What is the difference between having a short-term, emotional crisis, an adjustment disorder, and long-term clinical depression? Well, in the hands of a sloppy mental health professional, the answer might be “nothing” — all three might be diagnosed as “major depression.” But is this really sloppy diagnosis (or, as researchers would call it, a “diagnostic challenge”), or a simple result of how mental health is typically reimbursed in the U.S.?
Researchers Monroe & Reid (2009) argue that clinicians and researchers need to do a better job in evaluating depression in context of a person’s life stress. Without doing so, they argue “one cannot determine whether or not the presenting condition represents an understandable response to adversity, an adjustment disorder, or a clinical syndrome indicative of a true psychological disorder.”
Not everyone develops depression after experiencing life stress. The researchers note there are many possible explanations for this, ranging from social support (having a good network of friends and family around you), personality characteristics, and genetic predisposition to suffer from the ill effects of stress. The last factor suggests a strong genetic-environmental interaction. It’s not enough just to have the genes that may predispose you to depression, you also need the life stress as well.
While life stress may indeed be importantly related to how depression forms in some people, I’m not sure it matters as much when helping a person deal with a depressive episode. It’s fine to recognize life stress as a potential necessary but not sufficient trigger for future episodes, but it generally is unhelpful for the current episode.
That’s because clinicians don’t get paid due to the accuracy of their diagnoses, I hate to say. They only get paid if they diagnose a mental disorder that’s reimbursable (under most people’s insurance plans). Many of those plans only cover “major” mental disorder, not minor ones such as “adjustment disorder,” and definitely not someone who comes into therapy and only wants to talk about their “understandable response to adversity.” So clinicians will most often err on the side of the most reimbursable diagnosis, even if they know it may not be the most accurate diagnosis.

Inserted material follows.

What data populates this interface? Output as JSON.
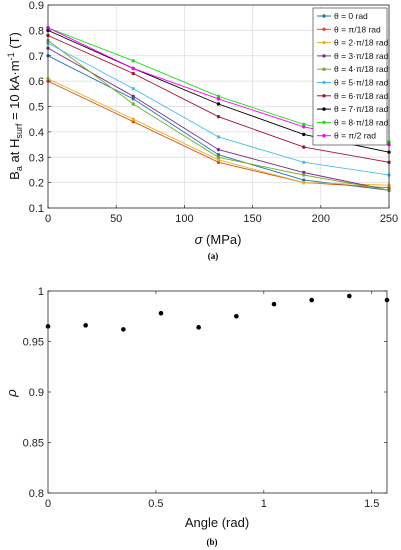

So while researchers can debate such finer points until the cows come home, this kind of differentiation illustrates why there can exist a gap between academicians/researchers and clinicians. Researchers sometimes appear to live in a world where theoretical accuracy models and distinct differentiation between disorders is a Holy Grail to be pursued.
Clinicians, however, live in the trenches — trying to help their clients with appropriate diagnoses (which may not always be the most accurate), but also needing to be paid for their services (since most people aren’t willing to pay out of pocket the $80 to $180/hour fee most clinicians charge). This is a far messier world where nice little well-defined diagnostic categories can so readily break down. But it’s the real world where science is put into use.
Monroe, S.M. & Reid, M.W. (2009). Life stress and major depression. Current Directions in Psychological Science, 18(2), 68-72.